Healthy GI

Healthy GI

Butter is bad for you. Butter’s better than margarine.

Red meat’s bad – eat soya. Most soya is genetically modified. You don’t know what problems that might cause.

Advice on what is or isn’t healthy to eat is highly confusing and contradictory. But there is one concept that makes good sense, is very easy to apply and is healthy for all of us. That is the glycaemic index, or GI for short.

Many things that we eat cause a release of glucose into the bloodstream. The pancreas then releases insulin to maintain balance. If a large amount of glucose is released the pancreas responds with a large amount of insulin. The result is an initial sugar high followed by a sugar low. This yo yo-ing can feel uncomfortable and is unhealthy in the long term.

The glycaemic index is a scientific measure of the rate at which a food releases glucose. A true Low GI food releases glucose slowly and steadily into the bloodstream without overstimulating the pancreas to produce too much insulin.

By using the GI concept we can maintain steady levels of blood glucose. If we combine that with low-fat foods then blood pressure, cholesterol and weight levels can all improve as well. The Heart Foundation of SA recommends it as a healthy, normal way of eating for the whole family.

Leo and I have eaten this way since the early 2000’s. We started because both of us often experienced low blood sugar episodes. Nowadays it is rare that we have that experience of a sugar low when you struggle to think clearly and concentrate, maybe sweat or just feel tired.

Last week when speaking to my homeopath he stated that we should all probably eat in this manner just for general good health.

Now you know what GI is and why using it is good for you, how do you do it?
The idea is to adjust your choice of food so as to eat more low GI and less high GI foods.

Finding low GI foods is quite simple. Just changing the brand you buy or the variant you use is often sufficient.

Here are a few examples –
When buying breakfast cereals or breads many of them tell you on the packaging if they are “low GI”. If not then slowly become familiar with what is. If it’s All Bran Flakes you want then buy Bokomo or Spar, if oats then buy Bokomo, Spar, Pick n Pay or Woolies brands. And the wholewheat variety of Pronutro as well as the multi grain version of Provita biscuits are both low GI. By the way the so called slimmer’s cereal of Special K is a high GI cereal. This means that you feel hungry again quite quickly after eating it. A bowl of Bokomo All Bran Flakes and some plain yoghurt will keep you satisfied for much longer.

Most white and brown rice is low GI and Basmati is intermediate. Pasta made from dhurum wheat is great and baby potatoes in their skins are both delicious as well as low on the GI scale.

Most fruits and vegetables are naturally low GI. And all meats, fish and chicken as well as eggs. Also the dairy protein sources like low fat milk, yoghurt or cheese.

How our bodies react to food depends on chemistry so combining foods correctly lowers the GI. Adding milk or strangely enough sugar to cereals lowers the GI so Strawberry pops have a lower reading than Rice Krispies. Another funny one is cooking and then allowing something to cool often lowers the GI. This works with pap and custard.

Generally the simple mixing of a high GI item with a low one will bring the value down to the average. In general combining protein with carbohydrate moderates the body’s response.
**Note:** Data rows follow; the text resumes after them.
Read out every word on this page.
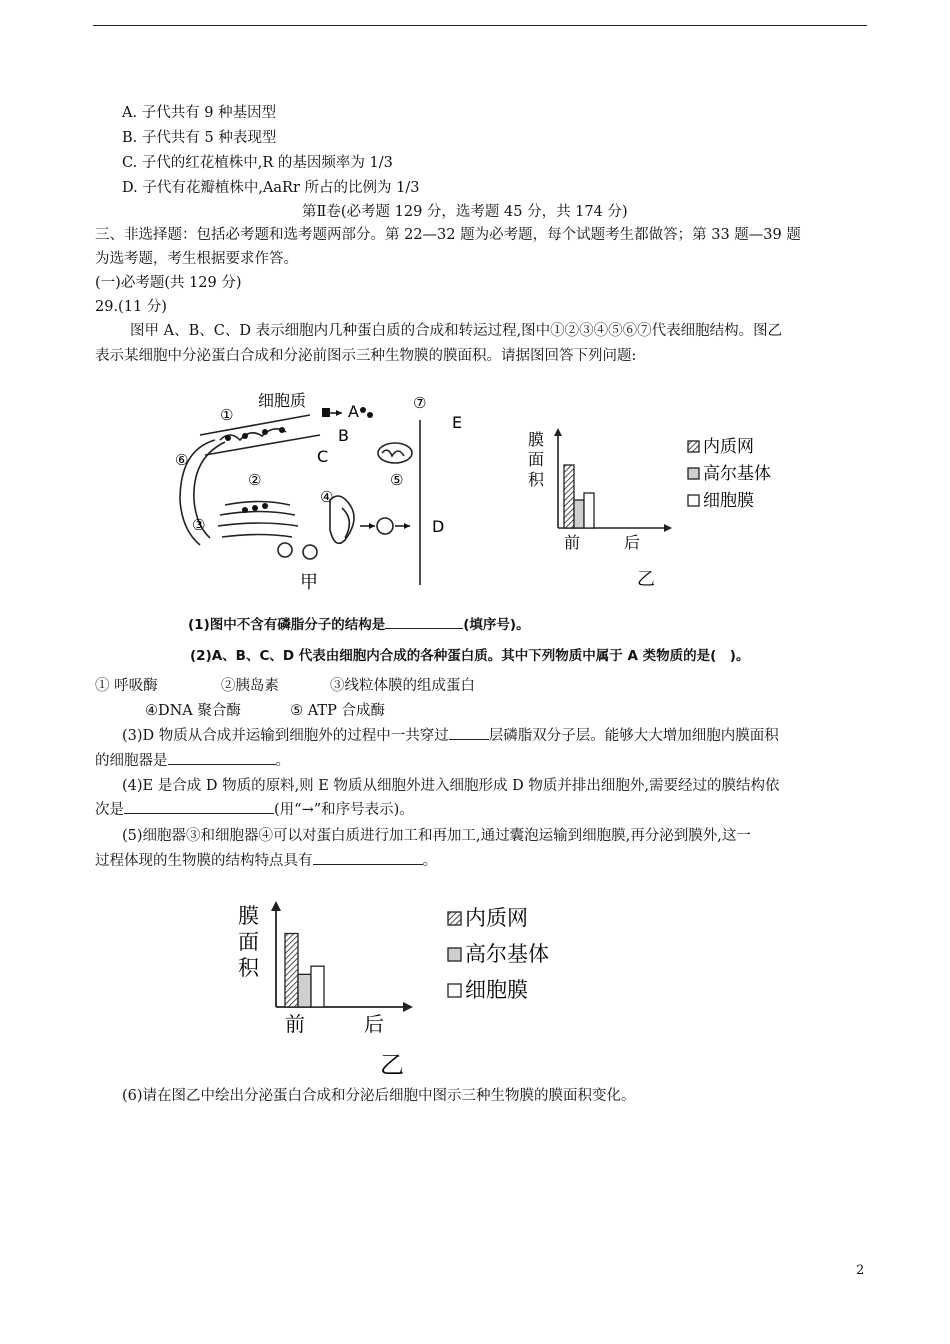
A. 子代共有 9 种基因型
B. 子代共有 5 种表现型
C. 子代的红花植株中,R 的基因频率为 1/3
D. 子代有花瓣植株中,AaRr 所占的比例为 1/3
第Ⅱ卷(必考题 129 分，选考题 45 分，共 174 分)
三、非选择题：包括必考题和选考题两部分。第 22—32 题为必考题，每个试题考生都做答；第 33 题—39 题
为选考题，考生根据要求作答。
(一)必考题(共 129 分)
29.(11 分)
图甲 A、B、C、D 表示细胞内几种蛋白质的合成和转运过程,图中①②③④⑤⑥⑦代表细胞结构。图乙
表示某细胞中分泌蛋白合成和分泌前图示三种生物膜的膜面积。请据图回答下列问题:
细胞质
①
②
③
④
⑤
⑥
⑦
A
B
C
D
E
甲
膜
面
积
前	后
内质网
高尔基体
细胞膜
乙
(1)图中不含有磷脂分子的结构是	(填序号)。
(2)A、B、C、D 代表由细胞内合成的各种蛋白质。其中下列物质中属于 A 类物质的是(　)。
① 呼吸酶	②胰岛素	③线粒体膜的组成蛋白
④DNA 聚合酶	⑤ ATP 合成酶
(3)D 物质从合成并运输到细胞外的过程中一共穿过	层磷脂双分子层。能够大大增加细胞内膜面积
的细胞器是	。
(4)E 是合成 D 物质的原料,则 E 物质从细胞外进入细胞形成 D 物质并排出细胞外,需要经过的膜结构依
次是	(用“→”和序号表示)。
(5)细胞器③和细胞器④可以对蛋白质进行加工和再加工,通过囊泡运输到细胞膜,再分泌到膜外,这一
过程体现的生物膜的结构特点具有	。
膜
面
积
前	后
内质网
高尔基体
细胞膜
乙
(6)请在图乙中绘出分泌蛋白合成和分泌后细胞中图示三种生物膜的膜面积变化。
2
To get a more detailed understanding of the GI concept you can go to the website There is also a range of recipe books all containing low GI, low fat recipes. The first one was called Eating for Sustained Energy. All are coauthored by Gabi Steenkamp.

To sum up why it is beneficial to adjust one’s eating in this way. It helps one generally feel well with good energy levels and in the long run reduces one’s risk for lifestyle diseases like diabetes, high blood pressure and cholesterol.
And best of all it is really simple to get started and it easily becomes a normal way of life.